Skip to content

Latest commit

 

History

History
79 lines (64 loc) · 3.99 KB

multiindex.md

File metadata and controls

79 lines (64 loc) · 3.99 KB

Using gazouilloire in multi-index mode

If you start a collection that you think will become very large (more than 100 million tweets), you will probably run into disk space problems. It takes about 1GB of storage space per million tweets collected. Because of this, you will probably want to compress some of the past data so you can continue to store the current stream.

Gazouilloire provides a multi-index mode for this purpose: the data is stored month by month in separate elasticsearch indices that you can export in csv format and then delete as you go. You can set the time period during which an index remains active.

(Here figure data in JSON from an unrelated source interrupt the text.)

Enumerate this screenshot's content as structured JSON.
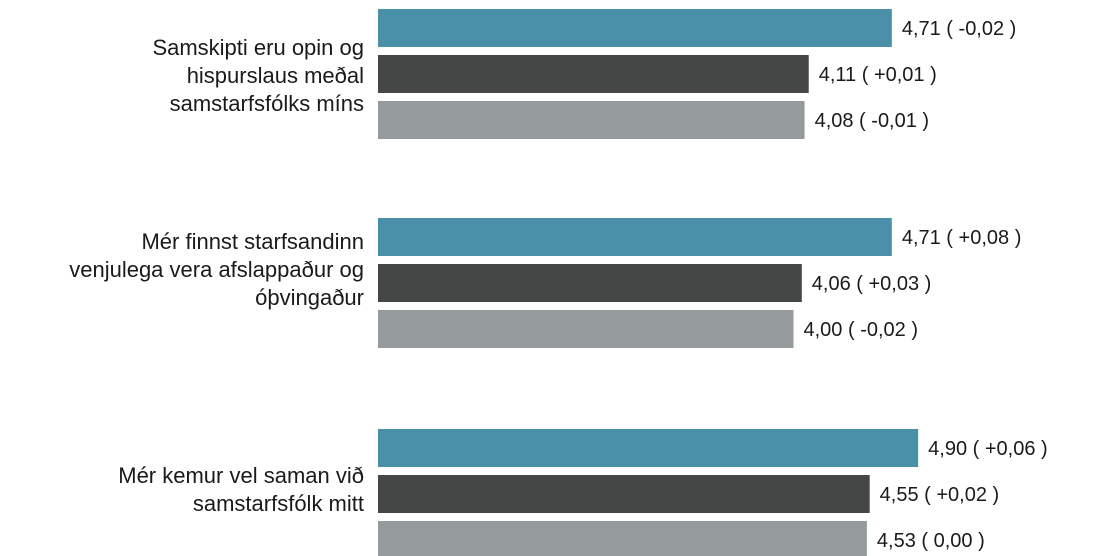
{
  "chart_data": {
    "type": "bar",
    "orientation": "horizontal",
    "categories": [
      "Samskipti eru opin og\nhispurslaus meðal\nsamstarfsfólks míns",
      "Mér finnst starfsandinn\nvenjulega vera afslappaður og\nóþvingaður",
      "Mér kemur vel saman við\nsamstarfsfólk mitt"
    ],
    "series": [
      {
        "values": [
          4.71,
          4.71,
          4.9
        ],
        "changes": [
          "-0,02",
          "+0,08",
          "+0,06"
        ],
        "data_labels": [
          "4,71 ( -0,02 )",
          "4,71 ( +0,08 )",
          "4,90 ( +0,06 )"
        ],
        "color": "#4a90a8"
      },
      {
        "values": [
          4.11,
          4.06,
          4.55
        ],
        "changes": [
          "+0,01",
          "+0,03",
          "+0,02"
        ],
        "data_labels": [
          "4,11 ( +0,01 )",
          "4,06 ( +0,03 )",
          "4,55 ( +0,02 )"
        ],
        "color": "#444746"
      },
      {
        "values": [
          4.08,
          4.0,
          4.53
        ],
        "changes": [
          "-0,01",
          "-0,02",
          "0,00"
        ],
        "data_labels": [
          "4,08 ( -0,01 )",
          "4,00 ( -0,02 )",
          "4,53 ( 0,00 )"
        ],
        "color": "#959b9c"
      }
    ],
    "title": "",
    "xlabel": "",
    "ylabel": "",
    "xlim": [
      1,
      5
    ],
    "grid": false,
    "legend": "none"
  }
}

For example, if you set this period to 1 month, gazouilloire will continue to update the number of likes and retweets received by past tweets during a month, as well as trace the conversations that happened during the past month. Older tweets will no longer be updated. This way, you can safely erase "inactive" indices without compromising the functioning of gazouilloire.

Start the collection in multi-index mode

To start your collection in multi-index mode, open the config.json file and set "multi_index" to true. Choose the number of past active months by changing the value of nb_past_months. If you leave the value at 0, gazouilloire will use 12 months as the default.

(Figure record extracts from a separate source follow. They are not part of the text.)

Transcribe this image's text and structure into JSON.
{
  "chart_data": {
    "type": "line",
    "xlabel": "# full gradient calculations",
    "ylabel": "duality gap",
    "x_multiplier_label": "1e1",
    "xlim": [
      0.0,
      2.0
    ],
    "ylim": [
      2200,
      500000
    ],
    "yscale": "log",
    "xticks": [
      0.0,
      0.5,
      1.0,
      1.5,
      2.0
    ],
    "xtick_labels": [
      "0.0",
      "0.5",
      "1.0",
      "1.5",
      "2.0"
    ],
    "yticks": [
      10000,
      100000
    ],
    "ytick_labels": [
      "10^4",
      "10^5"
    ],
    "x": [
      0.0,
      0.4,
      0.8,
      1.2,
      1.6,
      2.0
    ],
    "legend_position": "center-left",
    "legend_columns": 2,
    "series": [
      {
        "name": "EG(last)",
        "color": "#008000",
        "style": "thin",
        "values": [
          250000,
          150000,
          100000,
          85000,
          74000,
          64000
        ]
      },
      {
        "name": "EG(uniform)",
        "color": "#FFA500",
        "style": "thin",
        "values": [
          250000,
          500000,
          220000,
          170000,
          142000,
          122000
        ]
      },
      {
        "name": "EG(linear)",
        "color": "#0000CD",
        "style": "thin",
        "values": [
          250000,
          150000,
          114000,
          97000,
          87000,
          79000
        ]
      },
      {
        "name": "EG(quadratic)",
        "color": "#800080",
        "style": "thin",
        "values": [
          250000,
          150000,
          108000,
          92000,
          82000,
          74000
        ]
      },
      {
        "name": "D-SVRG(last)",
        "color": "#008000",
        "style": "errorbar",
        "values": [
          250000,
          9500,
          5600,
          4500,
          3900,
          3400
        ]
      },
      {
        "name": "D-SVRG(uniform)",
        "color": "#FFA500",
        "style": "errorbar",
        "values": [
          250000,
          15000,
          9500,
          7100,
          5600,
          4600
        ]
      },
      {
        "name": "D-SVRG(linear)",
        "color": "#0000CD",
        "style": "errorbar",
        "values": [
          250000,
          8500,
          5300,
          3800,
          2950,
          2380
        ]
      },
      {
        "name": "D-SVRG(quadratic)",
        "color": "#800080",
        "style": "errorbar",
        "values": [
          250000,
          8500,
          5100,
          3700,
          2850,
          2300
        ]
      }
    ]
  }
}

The maximum value is 12 months.

Check out space occupation

To find out about the size (in GB and in number of tweets) of each index, you can use the gazou status -l command. You can also ask about one specific index by typing gazou status -i 2022-02 (if you want to know the volume of tweets posted in February 2022). To obtain the list of inactive indices (and their size), type gazou status -i inactive. These indices can be safely exported in csv format, and then deleted.

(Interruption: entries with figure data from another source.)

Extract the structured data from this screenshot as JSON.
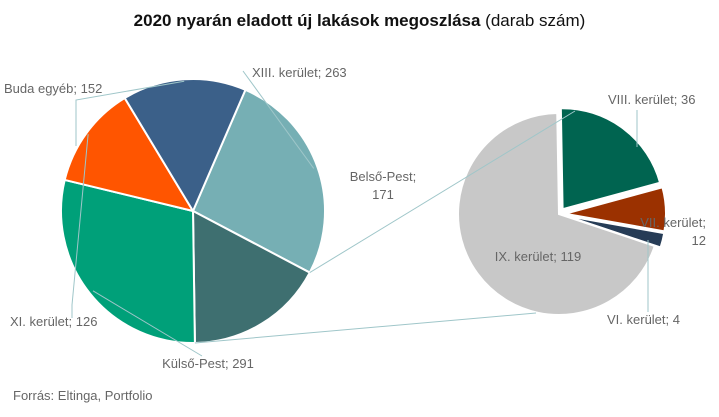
{
  "chart_data": {
    "type": "pie",
    "title_bold": "2020 nyarán eladott új lakások megoszlása",
    "title_rest": " (darab szám)",
    "source": "Forrás: Eltinga, Portfolio",
    "main": {
      "slices": [
        {
          "label": "XIII. kerület; 263",
          "value": 263,
          "color": "#76afb4"
        },
        {
          "label": "Belső-Pest;\n171",
          "value": 171,
          "color": "#3e6f70"
        },
        {
          "label": "Külső-Pest; 291",
          "value": 291,
          "color": "#00a079"
        },
        {
          "label": "XI. kerület; 126",
          "value": 126,
          "color": "#ff5500"
        },
        {
          "label": "Buda egyéb; 152",
          "value": 152,
          "color": "#3b6089"
        }
      ]
    },
    "detail": {
      "slices": [
        {
          "label": "VIII. kerület; 36",
          "value": 36,
          "color": "#006450"
        },
        {
          "label": "VII. kerület;\n12",
          "value": 12,
          "color": "#9b3100"
        },
        {
          "label": "VI. kerület; 4",
          "value": 4,
          "color": "#263c56"
        },
        {
          "label": "IX. kerület; 119",
          "value": 119,
          "color": "#c8c8c8"
        }
      ]
    }
  }
}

During the first {nb_past_months} months of your collection, there will be no inactive index. You will receive an error message if you try to query gazou status with the "-i inactive" parameter.

Resolve urls

Before exporting, you may want to resolve redirected urls for the inactive indices only:

gazou resolve -i inactive

Export and delete indices

To export and delete inactive indices:

gazou export -i inactive
gazou close -d -i inactive

To export and delete specific indices (for example January and February 2022):

gazou export -i 2022-02,2022-01
gazou close -d -i 2022-02,2022-01

On very large indices, elasticsearch is sometimes quite slow to export data. Using the --step parameter can speed up the process:

 gazou export --step hours

Automatic csv export

We recommand to program automatic exports of the last inactive index every month using cronjobs. In order to do so, we propose a monthly_archive.sh script, which you can install in your corpus directory doing the following:

gazou scripts monthly_archive.sh

Usecases and cronjobs examples are proposed as comments at the top of the script. You can also consult them by doing:

gazou scripts --info monthly_archive.sh

Can I switch a corpus from mono-index to multi-index or reciprocally?

Yes, but the past data (mono or multi-index) is then ignored by gazouilloire (for now). There may be duplicate tweets between the past data and the current index/indices.

To switch from one mode to the other, update the config.json file with the new configuration ("multi_index": false/true) and restart gazouilloire (gazou restart).

If you need to export and/or delete data from the previous index type, you can always change the config.json file back to its previous state. Then use gazou export/gazou close, and re-update the config file when you are done. It is recommended to stop the collection (gazou stop) during these operations.

Warning: the gazou reset command is designed to completely clear the disk in one command. If you use it, all existing indices (mono-index and multi-index) will be cleared.